Got the idea of looking for a UCBerkeley equivalent of MIT Open Courseware. Found EdX Berkeley. Then... found a course with a list of prerequisites that I actually understood! Maybe there's a "Level Two" for me in the world! Plus it even seems to cover something like the "web stack" topic I was planning to try next.
EdX UC-BerkeleyX Engineering Software as a Service CS169.1x
CS169.1x teaches the fundamentals for engineering long-lasting software using highly-productive Agile techniques to develop Software as a Service (SaaS) using Ruby on Rails. Students will understand the new challenges and opportunities of SaaS versus shrink-wrapped software. They will understand and apply fundamental programming techniques to the design, development, testing, and public cloud deployment of a simple SaaS application. Students will use best-of-breed tools that support modern development techniques including behavior-driven design, user stories, test-driven development, velocity, and pair programming. Students will learn how modern programming language features like metaprogramming and reflection can improve productivity and code maintainability. Prerequisites: Programming proficiency in an object-oriented programming language such as Java, C#, C++, Python, or Ruby is required. We will teach the basics of Ruby at a very accelerated pace that assumes thorough familiarity with OOP inheritance, static/class vs. instance methods and attributes, recursion, hash tables/hash maps, list comprehensions, higher-order functions, lambda expressions. This course is NOT a good first course in programming. Basic Unix command-line skills are helpful. Familiarity with Git, GitHub and Heroku will also be helpful. 6-12 hours/week, Oct 21-Dec 9, 2014. (CS169.2x: Engineering Software as a Service, Part 2, begins Jan 6, 2015.) 
"Profiiciency" is too strong a word, but at least I understand most of what the "prerequisite" words refer to. (I do NOT (yet!) understand what most of the course description words refer to. :P)

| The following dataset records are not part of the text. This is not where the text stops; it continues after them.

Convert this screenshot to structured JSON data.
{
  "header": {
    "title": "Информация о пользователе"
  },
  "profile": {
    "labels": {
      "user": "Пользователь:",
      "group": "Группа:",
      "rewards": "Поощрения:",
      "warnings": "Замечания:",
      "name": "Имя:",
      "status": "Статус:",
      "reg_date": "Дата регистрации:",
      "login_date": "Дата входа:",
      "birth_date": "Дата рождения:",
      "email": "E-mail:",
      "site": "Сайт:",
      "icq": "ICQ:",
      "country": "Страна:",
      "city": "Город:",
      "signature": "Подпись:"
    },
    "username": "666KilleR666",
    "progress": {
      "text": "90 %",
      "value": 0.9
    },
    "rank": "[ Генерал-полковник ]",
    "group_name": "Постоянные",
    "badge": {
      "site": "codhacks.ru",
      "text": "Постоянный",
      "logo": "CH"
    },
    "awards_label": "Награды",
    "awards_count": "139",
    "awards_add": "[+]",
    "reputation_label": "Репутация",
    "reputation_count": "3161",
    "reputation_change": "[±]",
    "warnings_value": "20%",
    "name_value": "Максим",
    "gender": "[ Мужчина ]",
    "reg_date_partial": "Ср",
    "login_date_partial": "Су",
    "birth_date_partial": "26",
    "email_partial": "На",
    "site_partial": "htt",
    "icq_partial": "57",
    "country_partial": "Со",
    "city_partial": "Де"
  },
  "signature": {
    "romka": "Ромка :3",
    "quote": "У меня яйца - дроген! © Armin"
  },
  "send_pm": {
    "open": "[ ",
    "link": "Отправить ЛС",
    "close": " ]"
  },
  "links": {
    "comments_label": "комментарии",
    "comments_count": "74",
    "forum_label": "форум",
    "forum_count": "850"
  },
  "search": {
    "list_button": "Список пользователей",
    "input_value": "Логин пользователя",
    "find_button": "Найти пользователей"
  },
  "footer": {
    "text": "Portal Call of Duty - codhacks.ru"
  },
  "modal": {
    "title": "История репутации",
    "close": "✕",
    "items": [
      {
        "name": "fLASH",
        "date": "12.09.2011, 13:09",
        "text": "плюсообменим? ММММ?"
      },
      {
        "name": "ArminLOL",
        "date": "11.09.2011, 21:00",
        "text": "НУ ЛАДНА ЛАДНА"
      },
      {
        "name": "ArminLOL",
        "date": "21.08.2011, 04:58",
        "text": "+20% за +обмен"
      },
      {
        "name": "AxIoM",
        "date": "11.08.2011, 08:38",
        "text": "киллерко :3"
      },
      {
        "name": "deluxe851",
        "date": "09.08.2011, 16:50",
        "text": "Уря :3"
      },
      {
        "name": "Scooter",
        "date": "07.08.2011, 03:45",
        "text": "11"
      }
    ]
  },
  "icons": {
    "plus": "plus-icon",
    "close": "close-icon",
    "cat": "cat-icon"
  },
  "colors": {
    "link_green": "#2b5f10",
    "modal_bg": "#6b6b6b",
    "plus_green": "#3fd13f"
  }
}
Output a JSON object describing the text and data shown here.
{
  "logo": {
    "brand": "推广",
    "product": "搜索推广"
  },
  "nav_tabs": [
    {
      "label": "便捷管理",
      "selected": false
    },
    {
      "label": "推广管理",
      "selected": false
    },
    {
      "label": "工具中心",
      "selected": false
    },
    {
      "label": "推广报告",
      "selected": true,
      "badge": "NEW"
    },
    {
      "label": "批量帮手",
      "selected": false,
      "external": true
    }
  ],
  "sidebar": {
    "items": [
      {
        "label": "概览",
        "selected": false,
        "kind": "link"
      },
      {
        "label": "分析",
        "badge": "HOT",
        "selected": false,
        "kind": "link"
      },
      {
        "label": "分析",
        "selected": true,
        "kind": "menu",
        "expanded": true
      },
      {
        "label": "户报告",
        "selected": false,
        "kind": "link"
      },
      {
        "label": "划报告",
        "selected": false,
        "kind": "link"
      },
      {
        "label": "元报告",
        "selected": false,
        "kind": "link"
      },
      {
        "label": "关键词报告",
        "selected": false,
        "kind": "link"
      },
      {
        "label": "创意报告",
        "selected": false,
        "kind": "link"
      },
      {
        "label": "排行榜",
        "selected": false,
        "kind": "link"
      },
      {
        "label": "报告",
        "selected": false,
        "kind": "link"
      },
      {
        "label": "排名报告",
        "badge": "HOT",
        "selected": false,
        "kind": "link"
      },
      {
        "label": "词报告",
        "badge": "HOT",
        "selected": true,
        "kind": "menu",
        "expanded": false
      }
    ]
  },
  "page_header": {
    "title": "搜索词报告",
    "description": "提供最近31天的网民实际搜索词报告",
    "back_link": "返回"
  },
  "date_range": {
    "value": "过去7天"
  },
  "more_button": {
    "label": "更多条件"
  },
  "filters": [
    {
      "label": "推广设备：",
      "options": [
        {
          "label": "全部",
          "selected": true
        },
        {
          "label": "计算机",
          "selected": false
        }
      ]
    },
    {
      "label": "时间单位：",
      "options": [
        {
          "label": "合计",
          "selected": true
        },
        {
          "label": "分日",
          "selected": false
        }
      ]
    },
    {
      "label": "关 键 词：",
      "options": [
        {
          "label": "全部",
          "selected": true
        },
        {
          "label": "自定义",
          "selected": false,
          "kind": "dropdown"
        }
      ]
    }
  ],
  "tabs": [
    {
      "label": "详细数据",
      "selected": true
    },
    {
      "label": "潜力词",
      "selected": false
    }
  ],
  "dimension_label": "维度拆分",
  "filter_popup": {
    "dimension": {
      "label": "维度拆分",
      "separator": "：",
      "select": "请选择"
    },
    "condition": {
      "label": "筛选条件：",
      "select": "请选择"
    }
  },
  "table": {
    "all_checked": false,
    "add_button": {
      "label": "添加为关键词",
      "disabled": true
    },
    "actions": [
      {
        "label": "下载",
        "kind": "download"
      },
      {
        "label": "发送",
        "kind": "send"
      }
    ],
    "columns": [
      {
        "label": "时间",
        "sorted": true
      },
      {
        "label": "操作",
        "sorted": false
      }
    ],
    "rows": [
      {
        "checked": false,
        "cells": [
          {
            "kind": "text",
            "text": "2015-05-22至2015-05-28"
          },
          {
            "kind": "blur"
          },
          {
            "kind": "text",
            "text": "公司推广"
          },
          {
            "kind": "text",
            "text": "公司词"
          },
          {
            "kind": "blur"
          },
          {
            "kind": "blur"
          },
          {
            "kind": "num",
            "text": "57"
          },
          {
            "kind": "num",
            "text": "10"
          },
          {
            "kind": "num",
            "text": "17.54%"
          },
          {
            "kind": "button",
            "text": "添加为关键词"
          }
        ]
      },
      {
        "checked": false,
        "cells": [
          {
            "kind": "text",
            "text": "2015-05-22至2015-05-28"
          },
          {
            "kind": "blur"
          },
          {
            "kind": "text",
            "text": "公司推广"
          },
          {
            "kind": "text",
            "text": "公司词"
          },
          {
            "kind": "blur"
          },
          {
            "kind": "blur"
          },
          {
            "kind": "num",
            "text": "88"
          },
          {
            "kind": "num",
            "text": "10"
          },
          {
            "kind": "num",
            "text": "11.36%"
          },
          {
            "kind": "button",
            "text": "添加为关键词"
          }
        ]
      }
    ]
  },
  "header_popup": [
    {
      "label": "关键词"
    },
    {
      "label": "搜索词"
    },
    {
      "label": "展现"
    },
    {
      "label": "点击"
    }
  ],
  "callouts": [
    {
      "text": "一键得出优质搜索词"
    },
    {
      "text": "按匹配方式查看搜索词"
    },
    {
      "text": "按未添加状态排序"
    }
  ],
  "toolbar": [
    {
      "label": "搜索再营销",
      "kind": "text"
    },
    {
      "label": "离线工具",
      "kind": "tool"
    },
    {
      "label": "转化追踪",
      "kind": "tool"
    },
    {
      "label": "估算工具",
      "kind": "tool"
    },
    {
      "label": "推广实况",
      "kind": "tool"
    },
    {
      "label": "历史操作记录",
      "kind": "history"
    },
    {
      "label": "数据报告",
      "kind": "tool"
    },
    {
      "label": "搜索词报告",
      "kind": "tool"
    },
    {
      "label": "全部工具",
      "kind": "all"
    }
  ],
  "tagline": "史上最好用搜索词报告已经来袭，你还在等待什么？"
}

Alas the timing is wrong: the course started a few weeks ago (Oct 21), and I haven't finished my Unity course yet. (Currently at 42%)

While looking at the course webpage, I saw a student review that recommended "Michael Hartl's Rails Tutorial" before starting the course. I looked it up, found out it is a book available online, read the first few sections, and loved it. So I can do a virtual (by which I mean offline, LOL) version of the course using this book, and now I have something to read over lunch again.

I Googled "Python Django vs Ruby Rails" and decided I am probably more of a Python type. But, no harm in learning a bit of Ruby syntax at this stage.